Sir Neville Marriner, 1924 – 2016
3/10/2016
We lament the sudden but peaceful passing of one of the great conductors, musicians and artists of our times – Sir Neville Marriner.
His last concert – we had arranged for him, and which fittingly was comprised of Mozart’s final three symphonies – had been rapturously received in Padova only on Thursday, when he was on his customarily magisterial and jovial form.
It has been a joy and privilege for my colleagues and me to have been trusted with arranging many international concerts for Sir Neville in recent years, and his success and his kind appreciation for our work have made everything we did for him a pleasure and an honour.
Sir Neville began his career as a chamber musician and violinist in the London Symphony Orchestra. He was Music Director of the Minnesota Orchestra from 1979 – 1986, and Principal Conductor of the SWR Sinfonieorchester Stuttgart in the late 1980s. In 2014 he made history as the oldest conductor to perform at the BBC Proms, and in the 2015 Queen’s Birthday Honours he was appointed a Member of the Order of the Companions of Honour.

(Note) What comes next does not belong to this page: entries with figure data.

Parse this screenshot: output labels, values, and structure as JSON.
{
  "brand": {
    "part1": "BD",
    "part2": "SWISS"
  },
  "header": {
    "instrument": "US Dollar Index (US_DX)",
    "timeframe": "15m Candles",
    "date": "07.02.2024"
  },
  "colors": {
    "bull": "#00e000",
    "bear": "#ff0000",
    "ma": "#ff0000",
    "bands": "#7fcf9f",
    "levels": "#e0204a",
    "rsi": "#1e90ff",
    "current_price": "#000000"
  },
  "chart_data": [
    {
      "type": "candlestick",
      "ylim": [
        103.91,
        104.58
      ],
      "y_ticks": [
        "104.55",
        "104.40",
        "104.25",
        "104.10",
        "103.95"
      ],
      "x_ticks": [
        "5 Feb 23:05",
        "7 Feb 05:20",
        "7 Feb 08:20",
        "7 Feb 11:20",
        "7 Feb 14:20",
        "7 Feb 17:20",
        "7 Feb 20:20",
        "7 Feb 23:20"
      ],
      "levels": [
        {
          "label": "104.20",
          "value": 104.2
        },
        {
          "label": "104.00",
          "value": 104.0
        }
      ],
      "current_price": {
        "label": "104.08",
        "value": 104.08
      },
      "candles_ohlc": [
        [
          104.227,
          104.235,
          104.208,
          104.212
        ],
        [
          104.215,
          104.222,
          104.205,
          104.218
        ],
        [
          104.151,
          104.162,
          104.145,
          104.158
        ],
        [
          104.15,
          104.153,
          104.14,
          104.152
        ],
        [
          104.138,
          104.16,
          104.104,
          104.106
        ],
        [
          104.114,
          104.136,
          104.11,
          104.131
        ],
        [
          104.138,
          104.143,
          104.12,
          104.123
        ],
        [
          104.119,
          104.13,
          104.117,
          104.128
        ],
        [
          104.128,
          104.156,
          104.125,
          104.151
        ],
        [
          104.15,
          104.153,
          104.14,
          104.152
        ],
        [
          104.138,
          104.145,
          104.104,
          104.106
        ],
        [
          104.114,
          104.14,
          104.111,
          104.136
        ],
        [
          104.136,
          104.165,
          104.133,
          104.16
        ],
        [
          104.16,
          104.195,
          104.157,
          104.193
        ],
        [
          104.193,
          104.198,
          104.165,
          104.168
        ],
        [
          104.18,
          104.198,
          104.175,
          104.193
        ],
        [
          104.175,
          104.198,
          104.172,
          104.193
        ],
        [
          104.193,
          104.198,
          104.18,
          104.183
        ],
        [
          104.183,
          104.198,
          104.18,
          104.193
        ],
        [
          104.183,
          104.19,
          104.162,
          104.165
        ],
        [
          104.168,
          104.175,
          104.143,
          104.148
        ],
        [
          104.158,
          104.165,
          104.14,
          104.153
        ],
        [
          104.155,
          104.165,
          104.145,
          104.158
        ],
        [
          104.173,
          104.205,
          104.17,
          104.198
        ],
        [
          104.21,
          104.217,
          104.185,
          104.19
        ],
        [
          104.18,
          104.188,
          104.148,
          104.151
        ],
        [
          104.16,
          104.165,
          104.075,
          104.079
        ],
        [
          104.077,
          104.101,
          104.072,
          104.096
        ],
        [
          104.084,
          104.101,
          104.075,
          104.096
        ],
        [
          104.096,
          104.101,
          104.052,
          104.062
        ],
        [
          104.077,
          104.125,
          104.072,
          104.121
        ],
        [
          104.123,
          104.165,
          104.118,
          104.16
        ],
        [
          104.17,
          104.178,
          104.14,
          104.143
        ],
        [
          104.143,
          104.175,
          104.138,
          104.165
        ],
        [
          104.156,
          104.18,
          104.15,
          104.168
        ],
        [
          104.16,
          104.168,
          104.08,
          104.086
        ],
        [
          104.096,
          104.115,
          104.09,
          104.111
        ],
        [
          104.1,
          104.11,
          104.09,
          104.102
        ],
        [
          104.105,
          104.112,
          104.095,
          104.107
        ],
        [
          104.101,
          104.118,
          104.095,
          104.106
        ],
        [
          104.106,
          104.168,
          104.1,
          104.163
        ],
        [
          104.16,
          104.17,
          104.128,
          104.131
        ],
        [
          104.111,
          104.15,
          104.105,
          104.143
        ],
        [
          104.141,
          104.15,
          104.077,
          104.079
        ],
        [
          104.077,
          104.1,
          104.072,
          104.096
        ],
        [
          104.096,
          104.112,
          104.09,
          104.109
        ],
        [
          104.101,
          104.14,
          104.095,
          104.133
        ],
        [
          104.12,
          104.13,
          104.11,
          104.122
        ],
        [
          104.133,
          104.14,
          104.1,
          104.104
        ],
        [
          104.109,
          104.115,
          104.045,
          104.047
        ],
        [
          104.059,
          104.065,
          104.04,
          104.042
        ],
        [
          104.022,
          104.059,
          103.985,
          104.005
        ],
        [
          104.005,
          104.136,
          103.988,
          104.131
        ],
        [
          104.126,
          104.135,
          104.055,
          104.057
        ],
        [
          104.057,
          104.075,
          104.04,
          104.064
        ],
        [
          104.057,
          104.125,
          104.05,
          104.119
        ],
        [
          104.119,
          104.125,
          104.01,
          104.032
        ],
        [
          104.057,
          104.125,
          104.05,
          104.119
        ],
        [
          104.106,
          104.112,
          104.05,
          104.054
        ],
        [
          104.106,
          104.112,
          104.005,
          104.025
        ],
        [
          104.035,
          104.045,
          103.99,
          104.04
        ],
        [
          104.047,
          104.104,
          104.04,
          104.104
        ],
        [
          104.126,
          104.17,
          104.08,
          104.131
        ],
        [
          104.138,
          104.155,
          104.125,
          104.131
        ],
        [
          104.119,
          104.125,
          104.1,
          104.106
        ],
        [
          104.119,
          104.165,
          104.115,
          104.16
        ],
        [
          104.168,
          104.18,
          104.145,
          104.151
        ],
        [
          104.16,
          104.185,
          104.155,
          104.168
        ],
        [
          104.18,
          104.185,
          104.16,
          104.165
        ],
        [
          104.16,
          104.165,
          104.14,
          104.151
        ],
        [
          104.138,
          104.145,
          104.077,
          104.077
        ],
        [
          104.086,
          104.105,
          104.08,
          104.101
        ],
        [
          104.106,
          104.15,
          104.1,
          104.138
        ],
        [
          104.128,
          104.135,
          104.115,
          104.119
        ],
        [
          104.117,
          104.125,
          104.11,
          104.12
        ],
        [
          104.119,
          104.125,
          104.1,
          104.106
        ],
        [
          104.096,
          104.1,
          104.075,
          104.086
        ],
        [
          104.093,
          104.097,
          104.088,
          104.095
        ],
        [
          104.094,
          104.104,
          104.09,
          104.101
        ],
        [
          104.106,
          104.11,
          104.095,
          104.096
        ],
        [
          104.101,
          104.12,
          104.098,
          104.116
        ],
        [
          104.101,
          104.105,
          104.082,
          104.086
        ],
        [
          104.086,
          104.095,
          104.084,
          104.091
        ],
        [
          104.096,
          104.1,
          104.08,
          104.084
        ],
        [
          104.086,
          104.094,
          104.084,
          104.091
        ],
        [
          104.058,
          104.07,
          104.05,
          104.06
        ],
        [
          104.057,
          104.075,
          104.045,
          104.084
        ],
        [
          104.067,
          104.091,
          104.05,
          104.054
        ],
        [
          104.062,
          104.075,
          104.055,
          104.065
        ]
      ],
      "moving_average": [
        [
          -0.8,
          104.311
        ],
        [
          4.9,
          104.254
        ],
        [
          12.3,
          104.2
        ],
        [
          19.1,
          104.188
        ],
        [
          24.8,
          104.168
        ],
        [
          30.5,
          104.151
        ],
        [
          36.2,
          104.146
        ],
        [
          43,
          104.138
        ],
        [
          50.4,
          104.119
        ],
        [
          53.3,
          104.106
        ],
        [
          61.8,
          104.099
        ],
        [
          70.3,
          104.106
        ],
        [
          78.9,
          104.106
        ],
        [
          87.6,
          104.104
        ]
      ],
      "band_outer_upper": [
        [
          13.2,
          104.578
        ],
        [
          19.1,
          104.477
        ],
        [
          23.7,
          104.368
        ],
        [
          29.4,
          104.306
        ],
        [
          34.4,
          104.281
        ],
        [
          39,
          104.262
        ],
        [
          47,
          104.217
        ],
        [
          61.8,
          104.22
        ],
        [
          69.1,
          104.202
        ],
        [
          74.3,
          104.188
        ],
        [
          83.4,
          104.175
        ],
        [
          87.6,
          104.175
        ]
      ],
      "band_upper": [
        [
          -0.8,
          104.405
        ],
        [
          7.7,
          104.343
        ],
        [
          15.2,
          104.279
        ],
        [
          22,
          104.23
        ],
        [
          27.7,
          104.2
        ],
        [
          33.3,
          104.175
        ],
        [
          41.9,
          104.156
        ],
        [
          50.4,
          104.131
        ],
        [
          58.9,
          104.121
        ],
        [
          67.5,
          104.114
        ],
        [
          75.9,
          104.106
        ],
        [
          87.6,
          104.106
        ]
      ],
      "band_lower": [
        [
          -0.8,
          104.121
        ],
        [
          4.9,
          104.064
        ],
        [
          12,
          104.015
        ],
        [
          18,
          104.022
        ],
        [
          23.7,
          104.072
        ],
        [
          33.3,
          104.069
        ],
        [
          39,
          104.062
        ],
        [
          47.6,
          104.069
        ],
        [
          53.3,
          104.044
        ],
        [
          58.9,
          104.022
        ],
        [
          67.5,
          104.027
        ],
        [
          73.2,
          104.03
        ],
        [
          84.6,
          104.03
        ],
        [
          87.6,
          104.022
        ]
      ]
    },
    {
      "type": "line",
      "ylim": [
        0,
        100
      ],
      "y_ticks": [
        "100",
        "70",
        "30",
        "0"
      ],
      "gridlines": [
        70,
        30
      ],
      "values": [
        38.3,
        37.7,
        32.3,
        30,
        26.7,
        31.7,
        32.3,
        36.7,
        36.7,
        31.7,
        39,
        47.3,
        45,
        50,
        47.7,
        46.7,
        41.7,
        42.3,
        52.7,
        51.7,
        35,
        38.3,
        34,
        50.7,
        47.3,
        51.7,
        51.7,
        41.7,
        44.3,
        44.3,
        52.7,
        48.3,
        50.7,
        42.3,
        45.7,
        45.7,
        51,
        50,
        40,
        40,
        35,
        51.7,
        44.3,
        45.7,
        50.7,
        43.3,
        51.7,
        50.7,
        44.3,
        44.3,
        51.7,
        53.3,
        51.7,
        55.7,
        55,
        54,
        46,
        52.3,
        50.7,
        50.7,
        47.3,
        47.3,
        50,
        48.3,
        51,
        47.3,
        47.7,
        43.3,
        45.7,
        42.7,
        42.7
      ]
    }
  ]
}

But he will be remembered for his greatest achievement: the founding, in 1958, of the Academy of St Martin in the Fields, which he moulded into one of the finest and most celebrated orchestras in the world. His legacy of performances and recordings with the ensemble – including the soundtrack to the 1984 film Amadeus — were admired and cherished by countless millions.
Sir Neville was wonderfully humorous, charming and warm hearted, much loved and revered by all of us who knew him or worked with him – a true gentleman in life and in music. The world will be the poorer without him, and we miss him very deeply.